With that I threw the bowl to the ground so that it broke in a thousand pieces. Then I lifted the next bowl.
“This is Hungarian wine. ‘Drink no more only water,’ writes the Apostle Paul to Timothy, ‘but use a little wine for thy stomach’s sake and because thou art so often sick.’ So speaks a holy one to weakly men and stay-at-homes. But go out on the battle-field amid frost and wailing and tell me: To how many of the groaning would this bowl of sweetish wine give relief from pain and a softer death?”
Therewith I threw that bowl also to the ground so that it broke. Then I lifted the third bowl.
“This is brandy. It is despised by the fortunate and the rich, because they thirst not after refreshment as the desert for coolness, but would only gibe at the pleasure it gives. But brandy assumes power in the very moment it swims over the tongue, like a despot in the moment he steps across a threshold, and the bleeding and dying draw comfort from a few drops.”

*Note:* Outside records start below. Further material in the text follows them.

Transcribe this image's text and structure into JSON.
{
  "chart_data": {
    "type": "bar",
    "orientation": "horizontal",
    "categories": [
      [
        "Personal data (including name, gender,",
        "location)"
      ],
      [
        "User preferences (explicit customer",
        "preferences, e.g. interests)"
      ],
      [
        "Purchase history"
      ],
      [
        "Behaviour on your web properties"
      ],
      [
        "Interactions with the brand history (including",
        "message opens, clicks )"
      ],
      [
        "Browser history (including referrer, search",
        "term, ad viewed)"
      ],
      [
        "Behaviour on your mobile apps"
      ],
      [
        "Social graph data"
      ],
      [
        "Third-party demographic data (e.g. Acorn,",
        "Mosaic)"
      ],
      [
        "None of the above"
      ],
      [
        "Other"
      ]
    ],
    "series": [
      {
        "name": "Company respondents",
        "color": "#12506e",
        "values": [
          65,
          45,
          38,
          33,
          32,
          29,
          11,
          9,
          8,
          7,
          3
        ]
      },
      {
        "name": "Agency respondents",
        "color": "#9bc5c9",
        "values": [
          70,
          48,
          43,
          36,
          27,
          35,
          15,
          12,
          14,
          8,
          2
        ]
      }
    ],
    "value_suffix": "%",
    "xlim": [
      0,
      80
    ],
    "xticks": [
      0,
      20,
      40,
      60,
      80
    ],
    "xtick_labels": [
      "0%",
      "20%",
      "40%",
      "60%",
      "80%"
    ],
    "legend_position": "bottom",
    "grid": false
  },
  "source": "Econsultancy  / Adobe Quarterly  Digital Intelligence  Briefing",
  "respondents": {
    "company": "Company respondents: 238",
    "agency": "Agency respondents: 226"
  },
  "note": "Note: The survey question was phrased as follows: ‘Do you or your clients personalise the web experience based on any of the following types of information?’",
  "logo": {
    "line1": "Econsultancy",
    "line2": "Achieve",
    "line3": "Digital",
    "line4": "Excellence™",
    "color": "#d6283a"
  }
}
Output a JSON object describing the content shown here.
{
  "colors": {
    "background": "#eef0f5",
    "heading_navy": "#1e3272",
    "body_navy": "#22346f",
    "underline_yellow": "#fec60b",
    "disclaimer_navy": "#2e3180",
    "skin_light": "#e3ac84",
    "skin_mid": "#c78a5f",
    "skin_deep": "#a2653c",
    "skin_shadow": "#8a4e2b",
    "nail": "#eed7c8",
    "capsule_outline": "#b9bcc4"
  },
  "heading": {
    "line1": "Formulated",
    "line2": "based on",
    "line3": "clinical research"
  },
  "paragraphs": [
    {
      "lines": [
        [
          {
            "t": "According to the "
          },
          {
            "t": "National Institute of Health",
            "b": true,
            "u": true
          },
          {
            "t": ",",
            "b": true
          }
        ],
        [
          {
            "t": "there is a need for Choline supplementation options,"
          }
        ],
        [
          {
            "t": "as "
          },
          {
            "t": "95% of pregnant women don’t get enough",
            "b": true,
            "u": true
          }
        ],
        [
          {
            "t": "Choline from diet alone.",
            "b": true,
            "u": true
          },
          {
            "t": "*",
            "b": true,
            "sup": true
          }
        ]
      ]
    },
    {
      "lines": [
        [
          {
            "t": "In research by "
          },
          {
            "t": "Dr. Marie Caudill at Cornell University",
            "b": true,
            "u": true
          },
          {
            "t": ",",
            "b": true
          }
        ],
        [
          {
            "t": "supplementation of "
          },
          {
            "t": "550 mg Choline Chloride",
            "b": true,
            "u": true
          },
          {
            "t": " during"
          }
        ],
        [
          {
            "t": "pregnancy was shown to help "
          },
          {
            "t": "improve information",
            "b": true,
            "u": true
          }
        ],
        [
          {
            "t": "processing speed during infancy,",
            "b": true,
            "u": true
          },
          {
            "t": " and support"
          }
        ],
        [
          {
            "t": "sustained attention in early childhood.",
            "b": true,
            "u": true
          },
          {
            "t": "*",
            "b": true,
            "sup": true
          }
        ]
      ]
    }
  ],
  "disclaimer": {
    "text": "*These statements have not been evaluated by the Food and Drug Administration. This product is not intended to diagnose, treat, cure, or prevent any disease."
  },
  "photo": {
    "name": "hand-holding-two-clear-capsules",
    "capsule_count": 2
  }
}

“Right, right!” acclaimed the czar, and took the bowl and drank it, at the same time that he handed me two gold-pieces, while the pistols cracked. “You shall have a pass and a horse to go your way, and wherever you come, you shall tell about Poltava.”
Then I knelt yet again in the straw and stammered: “Imperial Majesty—in my pettiness and weakness—beside you sits a—a pure and good woman.”
“Haha!” screamed the dwarfs and Boyars and tottered to their feet. “Haha! haha!”
The czar got up and carried Feodosova toward me.
“I understand. He who limps on a wooden leg may fall in love, too. Good. I present her to you as she goes and stands, and you shall have a good situation with me. I have promised every Swede who enters into my service and is baptized in our faith that he shall become one of our people.”
Feodosova stood like a sleep-walker and stretched her hands toward me. What did it matter that she had laughed at me. I should soon have forgotten that and she would soon not have seen my wooden leg, for I should have cared for her and worked for her and prayed with her and made her home bright and tranquil. I should have lifted her up to my bosom as a child and asked her if an honest and faithful heart could not make another heart throb. Mayhap she already bore the answer on her tongue, for slowly she beamed up and became flushed, and her whole face became transfigured. Far away in a corner house on Priest Street in Stockholm a lonely old woman sat with her sermon-book and listened and wondered whether a letter would not be left for her through the door, whether no disabled man would step in with a greeting from the remote wilderness, whether I never should come or whether I lay already dead and buried. I had prayed for her every night. I had thought of her in the tumult in the midst of stretchers and wailing wounded. But at that moment I thought of her no longer; I saw and heard nothing else but Feodosova. And yet I was angry and strove against something heavy which weighed upon my heart and which I did not understand, but was only slowly and gradually able to make out.